Two main contenders have emerged as Africa’s top oil producer heads to presidential elections: incumbent Muhammadu Buhari, who is widely perceived as clean but inefficient, and former Vice President Atiku Abubakar, an entrepreneur who’s long been accused of corruption.
As Nigeria, a nation of 200 million people, prepares for a close election in February, the two septuagenarians are laying out the policies they hope will lead them to victory.
They may both be northern Muslims and stalwarts of the political establishment, but their careers and ideas for how to take Nigeria forward differ
Buhari, 75, who led the OPEC member as a military dictator in the 1980s before returning to power as a civilian ruler in 2015, has promised to curb graft and invest in infrastructure if he wins another four-year term. He has a reputation for honesty in what ranks as one of the world’s most corrupt countries.
His opponents say he’s aloof and that his administration’s statist policies have sent foreign investors fleeing. Abubakar, 71, the flag-bearer of the main opposition People’s Democratic Party, has business interests ranging from oil services to beverages and a private university.
He says that his experience in the private sector puts him in a better position to revive an economy still struggling from the 2014 crash in oil prices. Critics have long accused him of using positions in government to enrich himself, which he denies. It’s a contest “between ‘Mr. Clean’ and ‘Mr. Action’,” said Sebastian Spio-Garbrah and Harrison Declan, analysts at Toronto-based DaMina Advisors.
“While Buhari’s campaign highlights his reformist non-corrupt persona against charges of economic mismanagement and incompetence, Abubakar’s is built around his business savvy, competence and elite support, albeit with a tinge of corruption.”
Here’s how they would contrast as leaders: Governance Style: Abubakar, commonly known as Atiku, may be less controlling than Buhari. The president, a former general, has been faulted for not trusting his ministers enough to enact reforms and giving too much power to a clique of fellow northerners, such as Chief of Staff Abba Kyari.
“Buhari, given his military background, has been inclined to run a sort of centralized command system,” Paul Collier, a professor at the University of Oxford’s Blavatnik School of Government, said in an interview.
He should have concentrated on security issues and “left others with more economic expertise to take the major economic decisions.”

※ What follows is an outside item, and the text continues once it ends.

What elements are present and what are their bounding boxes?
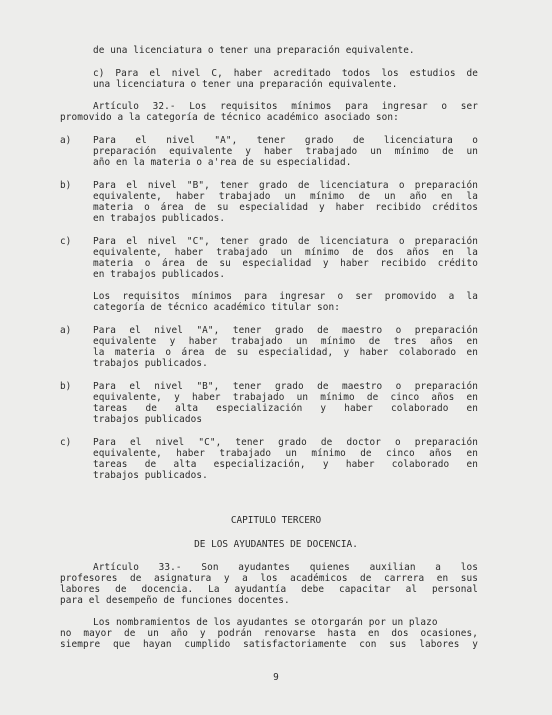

Buhari’s approach probably won’t change much, according to Michael Famoroti, an analyst in Lagos at Vetiva Capital Management Ltd. That would mean more large budgets, high borrowing, subsidized gasoline and greater spending on social welfare. Abubakar, who spearheaded Nigeria’s privatization efforts as deputy leader between 1999 and 2007, claims he’ll be more market-friendly.
He criticized the central bank and government’s handling of a multi-billion-dollar dispute with MTN Group Ltd., which saw the South African company’s shares plummet. But he might struggle to push through reforms such as raising fuel prices or selling inefficient state companies, given the inevitable political backlash, Famoroti said.
The Naira and the Central Bank: The two candidates differ sharply on how to handle Nigeria’s currency. Buhari favors tightly controlling the naira and supports central bank Governor Godwin Emefiele’s system of multiple exchange rates. The International Monetary Fund and many foreign investors want it scrapped.
So does Abubakar, who said in an interview last month that he’d deregulate the foreign-exchange market, even if he wouldn’t necessarily go as far as floating the naira. Abubakar would “almost certainly” replace Emefiele, whose first term ends in June, said John Ashbourne of London-based Capital Economics Ltd. Oil Sector: While Buhari made himself oil minister and promised big changes, he’s largely kept the structure of the energy industry and state-owned behemoth Nigerian National Petroleum Corp.
unchanged. He also spent $1.3 billion on subsidies in the first six months of this year to keep pump prices down, according to Renaissance Capital. That would change under an Abubakar presidency, said Abiodun Keripe, head of research at Elixir Investment.